Al ver la televisión, bien fuera en la transmisión de los partidos o en los informes deportivos de la jornada, el estadio General Santander y la hinchada cucuteña les ganan de lejos a los equipos de la B y a muchos de la A.
Por algo será que la llamada mejor afición del país adquirió unos 20.000 abonos para acompañar de local al once rojinegro en su regreso, convirtiéndose en el jugador número 12, así los resultados no hayan alcanzado para entrar al grupo de los ocho.
Solo rezar o hacer fuerza o jugar con la suerte no bastaron. En total, apenas conquistó 22 puntos en 16 partidos, para un rendimiento del 46 por ciento, dejando notar diversas debilidades en sus líneas.
Según la tabla, el Cúcuta terminó en el puesto 11 al ganar 6 partidos, empatar 4 y perder 6, marcando 19 goles mientras que su arco recibió 18.
Este balance deportivo no debe ser motivo de lágrimas o angustias, porque eso no soluciona nada, y por el contrario lo que hay que hacer es empezar a trabajar desde ahora mismo con la mira puesta en el torneo de ascenso del primer semestre de 2023.
Lo que sí debe despertar la furia de la garra motilona es que si no se hubieran perdido un par de juegos, ahora estaría en los cuadrangulares, porque la diferencia de puntos entre la posición en que quedó y los ocho que pasaron, no fue abismal.
En ese sentido, la lógica dice que lo primero es mantener al técnico Bernardo Redín que en cuatro juegos hizo del Cúcuta un equipo ofensivo, al lograr 10 puntos de 12, con 3 partidos ganados y uno empatado.
Ya el mismo Redín, en redes sociales ha mostrado sus ganas de seguir en tierras motilonas y afirmar “que estos muchachos, esta plaza y la gente, merecen estar en la A”.
Si eso es así, entonces el presidente Eduardo Silva Meluk debe -en contraprestación al apoyo de la afición que se la jugó con él en los abonos- consolidar un equipo competitivo que luche por los primeros lugares en su proyecto de ascenso.
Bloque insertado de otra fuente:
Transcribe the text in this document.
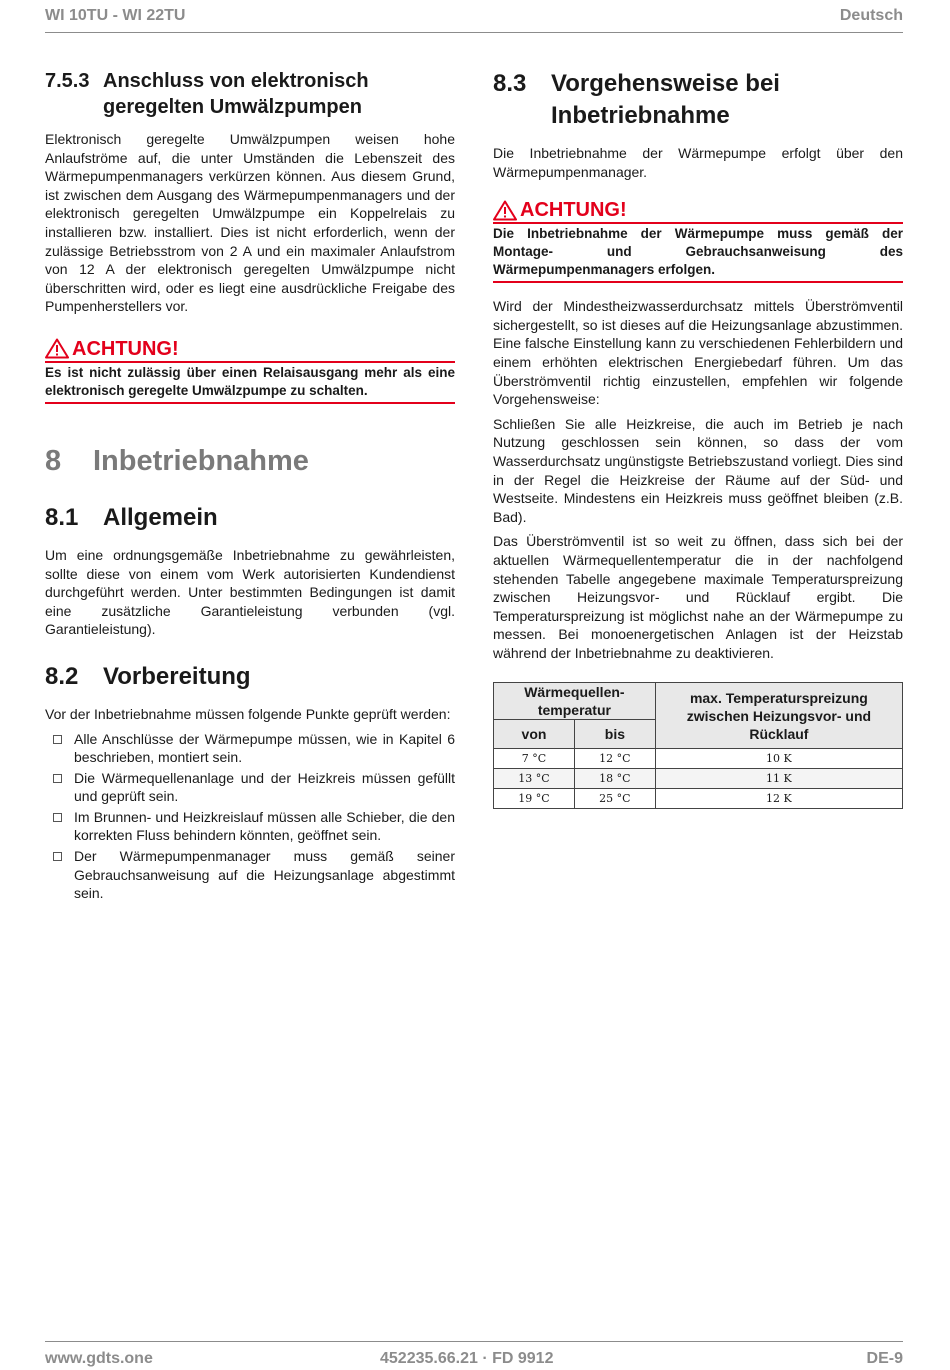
WI 10TU - WI 22TU	Deutsch
7.5.3 Anschluss von elektronisch geregelten Umwälzpumpen

Elektronisch geregelte Umwälzpumpen weisen hohe Anlaufströme auf, die unter Umständen die Lebenszeit des Wärmepumpenmanagers verkürzen können. Aus diesem Grund, ist zwischen dem Ausgang des Wärmepumpenmanagers und der elektronisch geregelten Umwälzpumpe ein Koppelrelais zu installieren bzw. installiert. Dies ist nicht erforderlich, wenn der zulässige Betriebsstrom von 2 A und ein maximaler Anlaufstrom von 12 A der elektronisch geregelten Umwälzpumpe nicht überschritten wird, oder es liegt eine ausdrückliche Freigabe des Pumpenherstellers vor.

ACHTUNG!
Es ist nicht zulässig über einen Relaisausgang mehr als eine elektronisch geregelte Umwälzpumpe zu schalten.
8	Inbetriebnahme
8.1	Allgemein

Um eine ordnungsgemäße Inbetriebnahme zu gewährleisten, sollte diese von einem vom Werk autorisierten Kundendienst durchgeführt werden. Unter bestimmten Bedingungen ist damit eine zusätzliche Garantieleistung verbunden (vgl. Garantieleistung).

8.2	Vorbereitung

Vor der Inbetriebnahme müssen folgende Punkte geprüft werden:

Alle Anschlüsse der Wärmepumpe müssen, wie in Kapitel 6 beschrieben, montiert sein.
Die Wärmequellenanlage und der Heizkreis müssen gefüllt und geprüft sein.
Im Brunnen- und Heizkreislauf müssen alle Schieber, die den korrekten Fluss behindern könnten, geöffnet sein.
Der Wärmepumpenmanager muss gemäß seiner Gebrauchsanweisung auf die Heizungsanlage abgestimmt sein.
8.3	Vorgehensweise bei Inbetriebnahme

Die Inbetriebnahme der Wärmepumpe erfolgt über den Wärmepumpenmanager.

ACHTUNG!
Die Inbetriebnahme der Wärmepumpe muss gemäß der Montage- und Gebrauchsanweisung des Wärmepumpenmanagers erfolgen.

Wird der Mindestheizwasserdurchsatz mittels Überströmventil sichergestellt, so ist dieses auf die Heizungsanlage abzustimmen. Eine falsche Einstellung kann zu verschiedenen Fehlerbildern und einem erhöhten elektrischen Energiebedarf führen. Um das Überströmventil richtig einzustellen, empfehlen wir folgende Vorgehensweise:

Schließen Sie alle Heizkreise, die auch im Betrieb je nach Nutzung geschlossen sein können, so dass der vom Wasserdurchsatz ungünstigste Betriebszustand vorliegt. Dies sind in der Regel die Heizkreise der Räume auf der Süd- und Westseite. Mindestens ein Heizkreis muss geöffnet bleiben (z.B. Bad).

Das Überströmventil ist so weit zu öffnen, dass sich bei der aktuellen Wärmequellentemperatur die in der nachfolgend stehenden Tabelle angegebene maximale Temperaturspreizung zwischen Heizungsvor- und Rücklauf ergibt. Die Temperaturspreizung ist möglichst nahe an der Wärmepumpe zu messen. Bei monoenergetischen Anlagen ist der Heizstab während der Inbetriebnahme zu deaktivieren.

Wärmequellen-temperatur		max. Temperaturspreizung zwischen Heizungsvor- und Rücklauf
von	bis	
7 °C	12 °C	10 K
13 °C	18 °C	11 K
19 °C	25 °C	12 K
www.gdts.one	452235.66.21 · FD 9912	DE-9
Eso significa contratar jugadores para que ese 46 por ciento de efectividad quede en el olvido y elevarla en por lo menos un 40 por ciento más para salir del torneo de ascenso y volver a la A, de donde el conjunto fue sacado por cuestiones relacionadas con malos manejos administrativos y económicos.
Es importante que los dirigentes del equipo tengan en cuenta que todavía se sigue dentro del esquema de reorganización aprobado por la Superintendencia de Sociedades, por $13.000 millones a 13 años para pagarles a sus acreedores.
Para atender dichos compromisos y los gastos normales pues de lógica los ingresos son necesarios, por lo que contar con una taquilla de base es fundamental aparte de los derechos de televisión y otros recursos.
Luego para que el espectáculo futbolero haga vibrar al ‘Coloso de Lleras’ con buena parte de sus tribunas llenas, es esencial que el balón haga lucir a los delanteros, defensas, mediocampistas ofensivos y de contención.
Como mínimo se habla sobre la urgencia de contar con dos centrales más, un lateral izquierdo, un volante creativo y dos extremos, dentro de un plan de reforzamiento de todas las líneas del cuadro fronterizo.
Ya la plaza confirmó que hay fanaticada para rato, entonces ahora les corresponde a los dirigentes del club hacer un buen partido en el terreno de las necesarias contrataciones.